The following are the profiles of the new leadership candidates:
The former minister for foreign affairs (50) has been a TD for more than 21 years and has been a senior minister for more than 13 years. He is a TD for Cork South-Central, and is likely to attract the support of most other TDs from Cork.
Mr Martin’s main political achievement has been the introduction of the smoking ban when minister for enterprise. But he has been associated with several controversies, particularly the one relating to unauthorised charges being imposed on patients in long-term residential care.
A recent opinion poll identified Mr Martin as the popular choice to replace Mr Cowen.
The TD for Dublin West is one of the newest members of Cabinet but in his four years as a senior Minister, he has held two of the most senior portfolios - justice and finance.
A barrister by profession, Mr Lenihan (51) became a TD in 1996 after winning a by-election for the seat left vacant by the death of his father, also Brian Lenihan. His brother, Conor, is also a Fianna Fail TD.
As Minister for Finance, he has presided over three austere budgets and is most known for the introduction and expansion of the bank guarantee, which has now cost the state over a hundred billion euro.

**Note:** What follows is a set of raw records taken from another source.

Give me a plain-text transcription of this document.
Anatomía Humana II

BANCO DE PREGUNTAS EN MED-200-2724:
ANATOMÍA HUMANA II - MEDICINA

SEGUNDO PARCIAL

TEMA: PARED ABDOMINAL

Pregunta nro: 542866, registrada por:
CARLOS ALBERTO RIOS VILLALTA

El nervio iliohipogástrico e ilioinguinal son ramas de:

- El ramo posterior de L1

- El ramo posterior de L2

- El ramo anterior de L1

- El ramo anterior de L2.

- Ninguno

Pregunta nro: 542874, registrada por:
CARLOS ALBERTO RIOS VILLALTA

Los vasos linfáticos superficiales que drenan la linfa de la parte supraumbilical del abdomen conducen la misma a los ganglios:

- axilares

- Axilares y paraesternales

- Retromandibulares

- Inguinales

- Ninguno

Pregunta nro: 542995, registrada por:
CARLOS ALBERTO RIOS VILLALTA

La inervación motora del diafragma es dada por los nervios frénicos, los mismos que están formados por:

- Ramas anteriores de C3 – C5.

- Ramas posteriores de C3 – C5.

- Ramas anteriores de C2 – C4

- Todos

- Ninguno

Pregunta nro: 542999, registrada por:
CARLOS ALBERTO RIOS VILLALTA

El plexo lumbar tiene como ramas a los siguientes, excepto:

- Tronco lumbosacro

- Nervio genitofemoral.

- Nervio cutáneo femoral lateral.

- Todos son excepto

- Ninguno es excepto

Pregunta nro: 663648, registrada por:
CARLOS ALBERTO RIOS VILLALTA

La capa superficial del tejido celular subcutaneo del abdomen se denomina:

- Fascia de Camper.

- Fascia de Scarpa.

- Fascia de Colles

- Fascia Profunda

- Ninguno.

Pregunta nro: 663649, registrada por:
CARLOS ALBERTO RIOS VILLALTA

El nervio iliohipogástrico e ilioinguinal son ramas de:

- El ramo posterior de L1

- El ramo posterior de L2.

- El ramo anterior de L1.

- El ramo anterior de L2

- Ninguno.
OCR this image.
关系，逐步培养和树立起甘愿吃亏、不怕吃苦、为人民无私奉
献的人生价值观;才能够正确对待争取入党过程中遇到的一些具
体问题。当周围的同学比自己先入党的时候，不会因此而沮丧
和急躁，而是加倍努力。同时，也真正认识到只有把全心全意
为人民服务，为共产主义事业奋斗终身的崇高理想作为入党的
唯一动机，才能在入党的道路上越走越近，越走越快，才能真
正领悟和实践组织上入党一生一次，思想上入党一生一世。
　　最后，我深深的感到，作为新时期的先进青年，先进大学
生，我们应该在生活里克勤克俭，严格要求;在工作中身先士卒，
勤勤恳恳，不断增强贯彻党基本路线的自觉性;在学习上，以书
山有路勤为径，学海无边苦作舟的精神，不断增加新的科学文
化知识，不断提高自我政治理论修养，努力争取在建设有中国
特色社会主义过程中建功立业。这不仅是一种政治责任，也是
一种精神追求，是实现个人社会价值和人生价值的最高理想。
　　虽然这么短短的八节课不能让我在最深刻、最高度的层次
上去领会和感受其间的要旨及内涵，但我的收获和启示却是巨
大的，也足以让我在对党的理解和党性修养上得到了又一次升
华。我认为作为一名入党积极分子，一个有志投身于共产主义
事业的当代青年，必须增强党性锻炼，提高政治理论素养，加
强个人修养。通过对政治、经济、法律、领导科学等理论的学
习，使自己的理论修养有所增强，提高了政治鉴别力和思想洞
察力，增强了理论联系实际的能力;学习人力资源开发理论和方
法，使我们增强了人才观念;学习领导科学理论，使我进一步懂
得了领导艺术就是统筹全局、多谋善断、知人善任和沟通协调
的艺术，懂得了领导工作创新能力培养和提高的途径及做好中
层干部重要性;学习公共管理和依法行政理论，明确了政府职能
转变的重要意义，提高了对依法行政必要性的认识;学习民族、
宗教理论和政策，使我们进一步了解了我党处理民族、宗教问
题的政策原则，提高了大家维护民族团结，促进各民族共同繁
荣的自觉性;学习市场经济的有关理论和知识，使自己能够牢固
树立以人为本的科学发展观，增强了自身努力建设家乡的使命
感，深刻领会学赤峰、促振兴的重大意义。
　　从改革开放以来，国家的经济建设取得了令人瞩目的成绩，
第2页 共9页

Following his failed prediction for an economic recovery, he made the government’s humiliating request for a bailout loan from the International Monetary Fund and European Union.
EAMON O CUIV
Like many other senior figures in Fianna Fail, Eamon O Cuiv (60) is a member of a famous Fianna Fail dynasty - he is the grandson of party founder Eamon de Valera.
Born in Dublin, he has lived in Connemara for most of his adult life and has been a TD for Galway West since 1992. He became a senior minister after the 2002 general election.
He spent most of his ministerial career in just one department - community, rural and Gaeltacht affairs - before being appointed last year as Minister for Social Protection, where he has implemented a range of austerity policies to slash, terminate and refuse welfare benefits.
Mr O Cuiv is seen as an old-fashioned, not a personality, politician.
The TD for Dun Laoghaire has not had a close relationship with Brian Cowen and is seen as having been demoted by him when he moved her from the Department of Education to, first, social protection and then to tourism and arts.
However, she has maintained a high profile in each portfolio she has held.
She has not hidden her disenchantment with Mr Cowen’s leadership in recent months and in recent media appearances, she has failed to confirm her confidence in his leadership.
She has identified herself with efforts to improve access to the corridors of power for Irish women.